Will Travel For Food

Published by at 7:20 am under Migration,Songbirds

Blue jay (photo by Chuck Tague)
Are you seeing a lot of blue jays lately?  I am. 

I used to think blue jays didn’t migrate because their range map shows them as year round in North America.  Because I see them all year, I assumed I was observing the same individuals.

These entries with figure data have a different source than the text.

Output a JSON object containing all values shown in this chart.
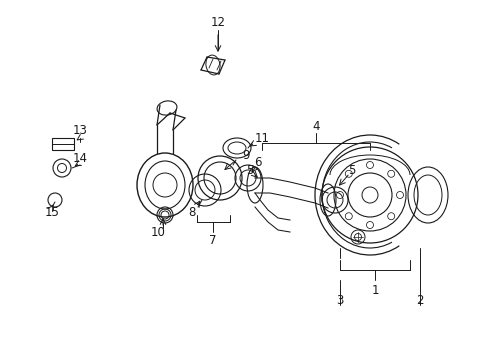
{
  "bg_color": "#ffffff",
  "line_color": "#1a1a1a",
  "fig_width": 4.89,
  "fig_height": 3.6,
  "dpi": 100,
  "label_fontsize": 8.5,
  "line_width": 0.75
}
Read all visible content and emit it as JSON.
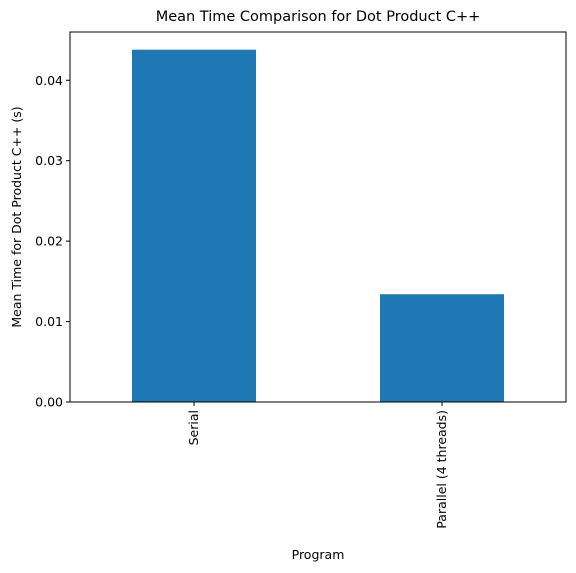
{
  "chart_data": {
    "type": "bar",
    "title": "Mean Time Comparison for Dot Product C++",
    "xlabel": "Program",
    "ylabel": "Mean Time for Dot Product C++ (s)",
    "categories": [
      "Serial",
      "Parallel (4 threads)"
    ],
    "values": [
      0.0438,
      0.0134
    ],
    "ylim": [
      0,
      0.046
    ],
    "yticks": [
      0.0,
      0.01,
      0.02,
      0.03,
      0.04
    ],
    "ytick_labels": [
      "0.00",
      "0.01",
      "0.02",
      "0.03",
      "0.04"
    ],
    "bar_color": "#1f77b4",
    "grid": false,
    "legend": "none"
  }
}
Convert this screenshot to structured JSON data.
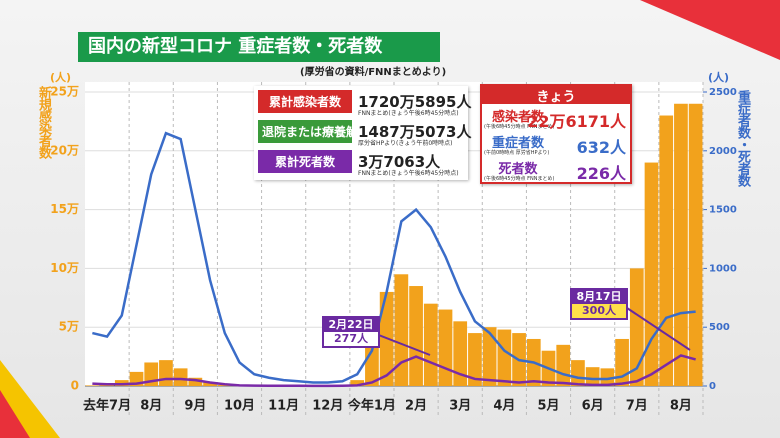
{
  "chart_data": {
    "type": "bar",
    "title": "国内の新型コロナ 重症者数・死者数",
    "subtitle": "(厚労省の資料/FNNまとめより)",
    "y_unit": "(人)",
    "y_label": "新規感染者数",
    "y2_unit": "(人)",
    "y2_label": "重症者数・死者数",
    "categories": [
      null,
      "去年7月",
      null,
      null,
      "8月",
      null,
      null,
      "9月",
      null,
      null,
      "10月",
      null,
      null,
      "11月",
      null,
      null,
      "12月",
      null,
      null,
      "今年1月",
      null,
      null,
      "2月",
      null,
      null,
      "3月",
      null,
      null,
      "4月",
      null,
      null,
      "5月",
      null,
      null,
      "6月",
      null,
      null,
      "7月",
      null,
      null,
      "8月",
      null
    ],
    "series": [
      {
        "type": "bar",
        "color": "#f2a21c",
        "values": [
          500,
          1500,
          5000,
          12000,
          20000,
          22000,
          15000,
          7000,
          3000,
          1000,
          500,
          300,
          200,
          150,
          100,
          150,
          200,
          500,
          5000,
          40000,
          80000,
          95000,
          85000,
          70000,
          65000,
          55000,
          45000,
          50000,
          48000,
          45000,
          40000,
          30000,
          35000,
          22000,
          16000,
          15000,
          40000,
          100000,
          190000,
          230000,
          240000,
          240000
        ]
      },
      {
        "type": "line",
        "axis": "y2",
        "color": "#3a6cc8",
        "values": [
          450,
          420,
          600,
          1200,
          1800,
          2150,
          2100,
          1500,
          900,
          450,
          200,
          100,
          70,
          50,
          40,
          30,
          30,
          40,
          100,
          300,
          800,
          1400,
          1500,
          1350,
          1100,
          800,
          550,
          450,
          300,
          220,
          200,
          150,
          100,
          70,
          60,
          60,
          80,
          150,
          400,
          580,
          620,
          632
        ]
      },
      {
        "type": "line",
        "axis": "y2",
        "color": "#7a2aa8",
        "values": [
          20,
          15,
          15,
          20,
          40,
          60,
          60,
          50,
          30,
          15,
          5,
          3,
          2,
          2,
          2,
          1,
          1,
          2,
          5,
          30,
          90,
          200,
          250,
          200,
          150,
          100,
          60,
          50,
          40,
          30,
          40,
          30,
          25,
          15,
          10,
          10,
          20,
          40,
          100,
          180,
          260,
          226
        ]
      }
    ],
    "ylim": [
      0,
      250000
    ],
    "yticks": [
      0,
      {
        "value": 50000,
        "label": "5万"
      },
      {
        "value": 100000,
        "label": "10万"
      },
      {
        "value": 150000,
        "label": "15万"
      },
      {
        "value": 200000,
        "label": "20万"
      },
      {
        "value": 250000,
        "label": "25万"
      }
    ],
    "y2lim": [
      0,
      2500
    ],
    "y2ticks": [
      0,
      500,
      1000,
      1500,
      2000,
      2500
    ],
    "annotations": [
      {
        "date": "2月22日",
        "text": "277人"
      },
      {
        "date": "8月17日",
        "text": "300人"
      }
    ],
    "summary": [
      {
        "label": "累計感染者数",
        "value": "1720万5895人",
        "note": "FNNまとめ(きょう午後6時45分時点)",
        "color": "#d42a2a"
      },
      {
        "label": "退院または療養解除",
        "value": "1487万5073人",
        "note": "厚労省HPより(きょう午前0時時点)",
        "color": "#3a9a3a"
      },
      {
        "label": "累計死者数",
        "value": "3万7063人",
        "note": "FNNまとめ(きょう午後6時45分時点)",
        "color": "#7a2aa8"
      }
    ],
    "today": {
      "title": "きょう",
      "rows": [
        {
          "label": "感染者数",
          "note": "(午後6時45分時点 FNNまとめ)",
          "value": "22万6171人",
          "color": "#d42a2a"
        },
        {
          "label": "重症者数",
          "note": "(午前0時時点 厚労省HPより)",
          "value": "632人",
          "color": "#3a6cc8"
        },
        {
          "label": "死者数",
          "note": "(午後6時45分時点 FNNまとめ)",
          "value": "226人",
          "color": "#7a2aa8"
        }
      ]
    }
  }
}
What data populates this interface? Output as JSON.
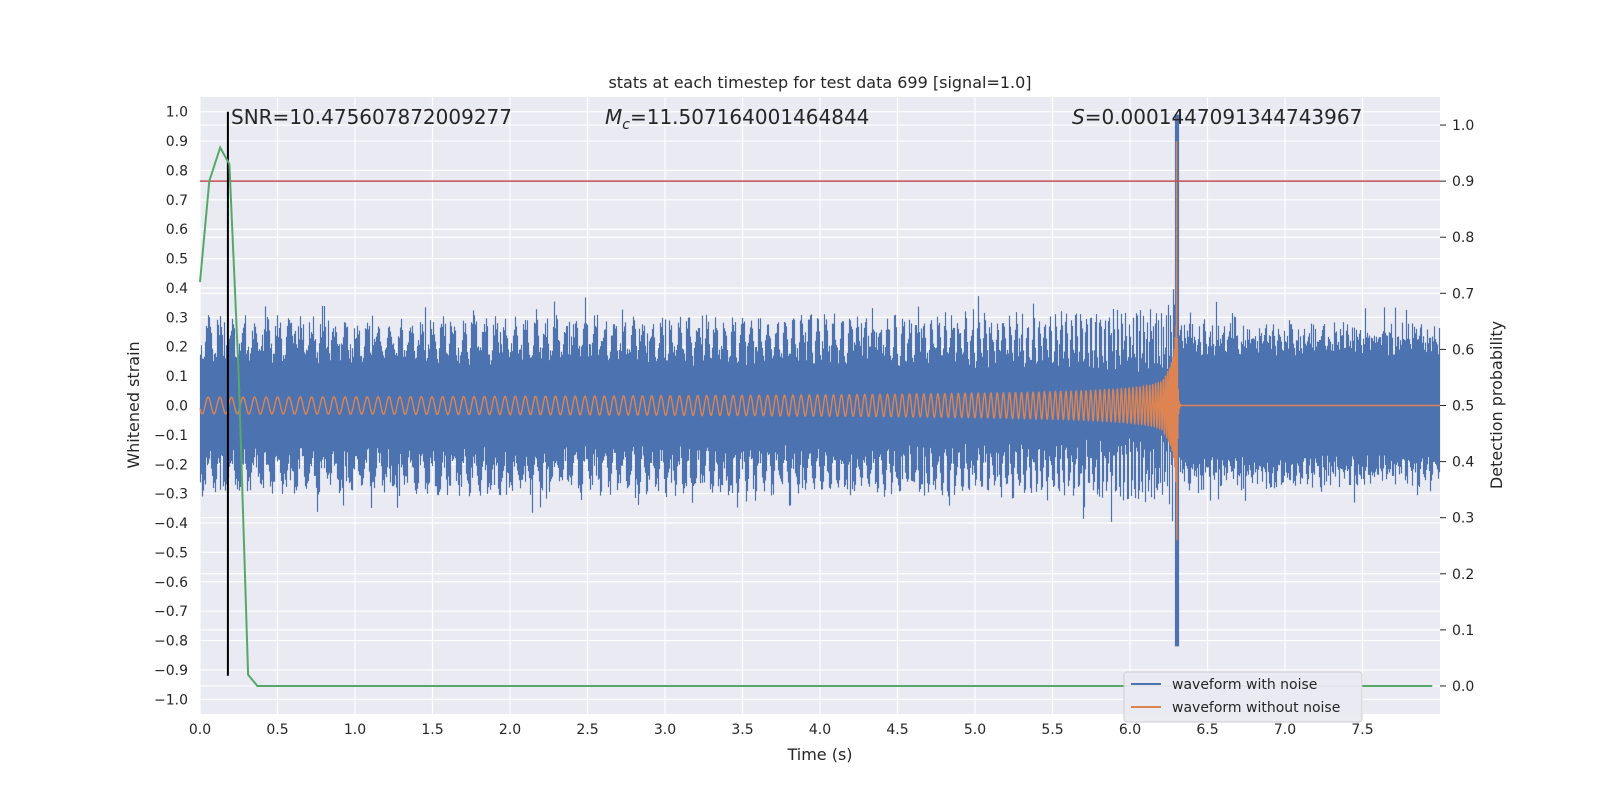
{
  "chart_data": {
    "type": "line",
    "title": "stats at each timestep for test data 699 [signal=1.0]",
    "xlabel": "Time (s)",
    "ylabel": "Whitened strain",
    "ylabel_right": "Detection probability",
    "xlim": [
      0.0,
      8.0
    ],
    "ylim": [
      -1.05,
      1.05
    ],
    "ylim_right": [
      -0.05,
      1.05
    ],
    "xticks": [
      "0.0",
      "0.5",
      "1.0",
      "1.5",
      "2.0",
      "2.5",
      "3.0",
      "3.5",
      "4.0",
      "4.5",
      "5.0",
      "5.5",
      "6.0",
      "6.5",
      "7.0",
      "7.5"
    ],
    "yticks": [
      "1.0",
      "0.9",
      "0.8",
      "0.7",
      "0.6",
      "0.5",
      "0.4",
      "0.3",
      "0.2",
      "0.1",
      "0.0",
      "−0.1",
      "−0.2",
      "−0.3",
      "−0.4",
      "−0.5",
      "−0.6",
      "−0.7",
      "−0.8",
      "−0.9",
      "−1.0"
    ],
    "yticks_right": [
      "1.0",
      "0.9",
      "0.8",
      "0.7",
      "0.6",
      "0.5",
      "0.4",
      "0.3",
      "0.2",
      "0.1",
      "0.0"
    ],
    "grid": true,
    "legend_position": "bottom-right",
    "annotations": {
      "snr_label": "SNR=",
      "snr_value": "10.475607872009277",
      "mc_symbol": "M",
      "mc_sub": "c",
      "mc_value": "=11.507164001464844",
      "s_symbol": "S",
      "s_value": "=0.0001447091344743967"
    },
    "series": [
      {
        "name": "waveform with noise",
        "color": "#4c72b0",
        "description": "noise band ~±0.28 around 0.0 with chirp spike reaching ~1.0 near t=6.3"
      },
      {
        "name": "waveform without noise",
        "color": "#dd8452",
        "description": "chirp oscillation growing in amplitude, merger at t≈6.3, ringdown to 0"
      },
      {
        "name": "detection probability",
        "color": "#55a868",
        "axis": "right",
        "x": [
          0.0,
          0.06,
          0.13,
          0.19,
          0.25,
          0.31,
          0.37,
          0.5,
          1.0,
          2.0,
          3.0,
          4.0,
          5.0,
          6.0,
          7.0,
          7.95
        ],
        "y": [
          0.72,
          0.9,
          0.96,
          0.93,
          0.55,
          0.02,
          0.0,
          0.0,
          0.0,
          0.0,
          0.0,
          0.0,
          0.0,
          0.0,
          0.0,
          0.0
        ]
      }
    ],
    "threshold": {
      "value": 0.9,
      "axis": "right",
      "color": "#c44e52"
    },
    "marker_time": {
      "x": 0.18,
      "color": "#000000"
    },
    "merger_time": 6.3
  },
  "colors": {
    "plot_bg": "#eaeaf2",
    "grid": "#ffffff",
    "noisy": "#4c72b0",
    "clean": "#dd8452",
    "prob": "#55a868",
    "threshold": "#c44e52"
  }
}
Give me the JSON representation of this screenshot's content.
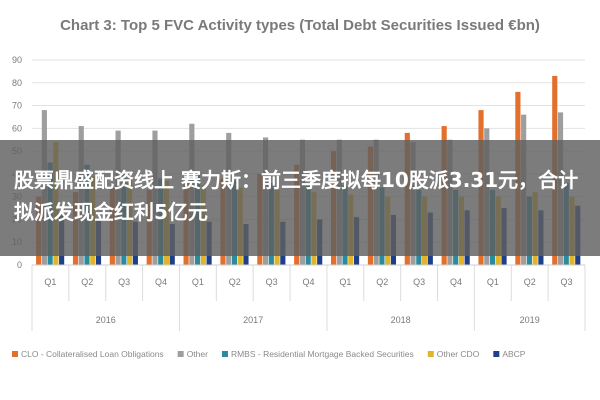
{
  "chart_data": {
    "type": "bar",
    "title": "Chart 3: Top 5 FVC Activity types (Total Debt Securities Issued €bn)",
    "xlabel": "",
    "ylabel": "",
    "ylim": [
      0,
      90
    ],
    "yticks": [
      0,
      10,
      20,
      30,
      40,
      50,
      60,
      70,
      80,
      90
    ],
    "grid": true,
    "legend_position": "bottom",
    "categories": [
      "Q1",
      "Q2",
      "Q3",
      "Q4",
      "Q1",
      "Q2",
      "Q3",
      "Q4",
      "Q1",
      "Q2",
      "Q3",
      "Q4",
      "Q1",
      "Q2",
      "Q3"
    ],
    "years": [
      {
        "label": "2016",
        "start": 0,
        "end": 3
      },
      {
        "label": "2017",
        "start": 4,
        "end": 7
      },
      {
        "label": "2018",
        "start": 8,
        "end": 11
      },
      {
        "label": "2019",
        "start": 12,
        "end": 14
      }
    ],
    "series": [
      {
        "name": "CLO - Collateralised Loan Obligations",
        "color": "#e36f2c",
        "values": [
          30,
          32,
          34,
          33,
          36,
          38,
          40,
          44,
          50,
          52,
          58,
          61,
          68,
          76,
          83
        ]
      },
      {
        "name": "Other",
        "color": "#9e9e9e",
        "values": [
          68,
          61,
          59,
          59,
          62,
          58,
          56,
          55,
          55,
          55,
          54,
          55,
          60,
          66,
          67
        ]
      },
      {
        "name": "RMBS - Residential Mortgage Backed Securities",
        "color": "#2b8a9e",
        "values": [
          45,
          44,
          40,
          38,
          40,
          37,
          36,
          35,
          35,
          34,
          33,
          33,
          33,
          30,
          36
        ]
      },
      {
        "name": "Other CDO",
        "color": "#e0b52a",
        "values": [
          54,
          39,
          38,
          37,
          35,
          34,
          33,
          32,
          31,
          30,
          30,
          30,
          30,
          32,
          30
        ]
      },
      {
        "name": "ABCP",
        "color": "#1f3f87",
        "values": [
          22,
          20,
          19,
          18,
          19,
          18,
          19,
          20,
          21,
          22,
          23,
          24,
          25,
          24,
          26
        ]
      }
    ]
  },
  "overlay": {
    "headline": "股票鼎盛配资线上 赛力斯：前三季度拟每10股派3.31元，合计拟派发现金红利5亿元"
  }
}
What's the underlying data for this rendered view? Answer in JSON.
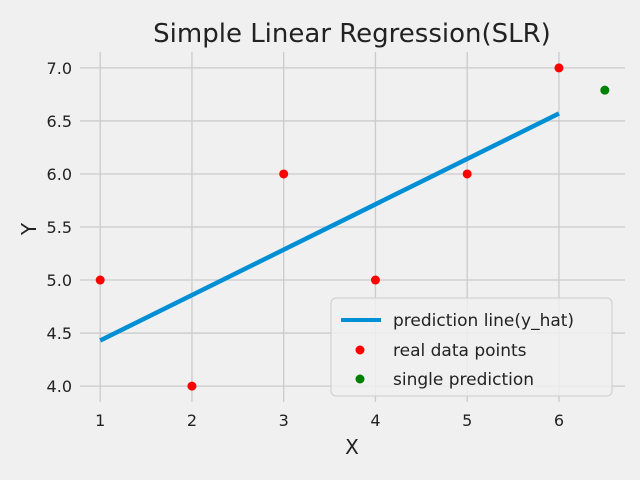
{
  "chart_data": {
    "type": "scatter",
    "title": "Simple Linear Regression(SLR)",
    "xlabel": "X",
    "ylabel": "Y",
    "xlim": [
      0.78,
      6.72
    ],
    "ylim": [
      3.85,
      7.15
    ],
    "xticks": [
      1,
      2,
      3,
      4,
      5,
      6
    ],
    "yticks": [
      4.0,
      4.5,
      5.0,
      5.5,
      6.0,
      6.5,
      7.0
    ],
    "xtick_labels": [
      "1",
      "2",
      "3",
      "4",
      "5",
      "6"
    ],
    "ytick_labels": [
      "4.0",
      "4.5",
      "5.0",
      "5.5",
      "6.0",
      "6.5",
      "7.0"
    ],
    "grid": true,
    "legend_position": "lower-right",
    "series": [
      {
        "name": "prediction line(y_hat)",
        "kind": "line",
        "color": "#008fd5",
        "x": [
          1,
          6
        ],
        "y": [
          4.43,
          6.57
        ]
      },
      {
        "name": "real data points",
        "kind": "scatter",
        "color": "#ff0000",
        "x": [
          1,
          2,
          3,
          4,
          5,
          6
        ],
        "y": [
          5,
          4,
          6,
          5,
          6,
          7
        ]
      },
      {
        "name": "single prediction",
        "kind": "scatter",
        "color": "#008000",
        "x": [
          6.5
        ],
        "y": [
          6.79
        ]
      }
    ]
  }
}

That was until one May morning at Lake Erie when I saw a long line of jays flying northeast along the shore.  Chuck Tague told me they were flying to Canada but the lake was a big barrier.

As we watched, the jays turned north over the lake and hit a wall of air none of us could see.   One by one they battled the invisible barrier.  Finally they broke formation and flew back over land where they regrouped and again proceeded in a line, following the shore.

Other than similar observations at migration hot spots, blue jay migration is subtle if it occurs at all.  Blue jays don’t have to leave home if they can store enough food for the winter.  When they do decide to migrate, they travel during the day in small groups of 10 to 30 birds.  It often doesn’t look like they're migrating because the jays fly one at a time from tree to tree, a behavior that resembles foraging.

This fall blue jays are leaving Canada in droves because their winter food supply is low – too few acorns, beechnuts and hazelnuts.

I’m sure they'll enjoy their time Pittsburgh.  We have a bumper crop of acorns.

(photo by Chuck Tague)

4 responses so far

4 Responses to “Will Travel For Food”

  1. travel agent atlantaon 26 Sep 2009 at 2:27 am

    Wow, that’s interesting. I’ve been up to Erie, PA so I know what you mean by seeing them fly over the lake. I also assumed that the Blue Jays I see at my home where the same ones, I guess I was wrong.

    I love the title and pic by the way, thanks!!

  2. Janeton 28 Sep 2009 at 11:51 am

    I saw the Blue Jay migration last Fall, when you say I saw one after another heading southwest from my area in southeast lower Michigan. It was an amazing sight to see so many of them in mass migration. There have been winters when their population was very scarce. Hope this year we have a wintering group, they are a beautiful sight in the snow.

  3. Andreaon 05 Oct 2009 at 8:13 pm

    Is there a way to tell the difference between male and female jays? I have been feeding birds for years but could never figure out how to tell the males and females apart.

  4. Kate St. Johnon 06 Oct 2009 at 7:07 am

    Andrea, I looked into it and no, there’s not a way to tell the difference between the sexes. Behavior at mating time is the only clue.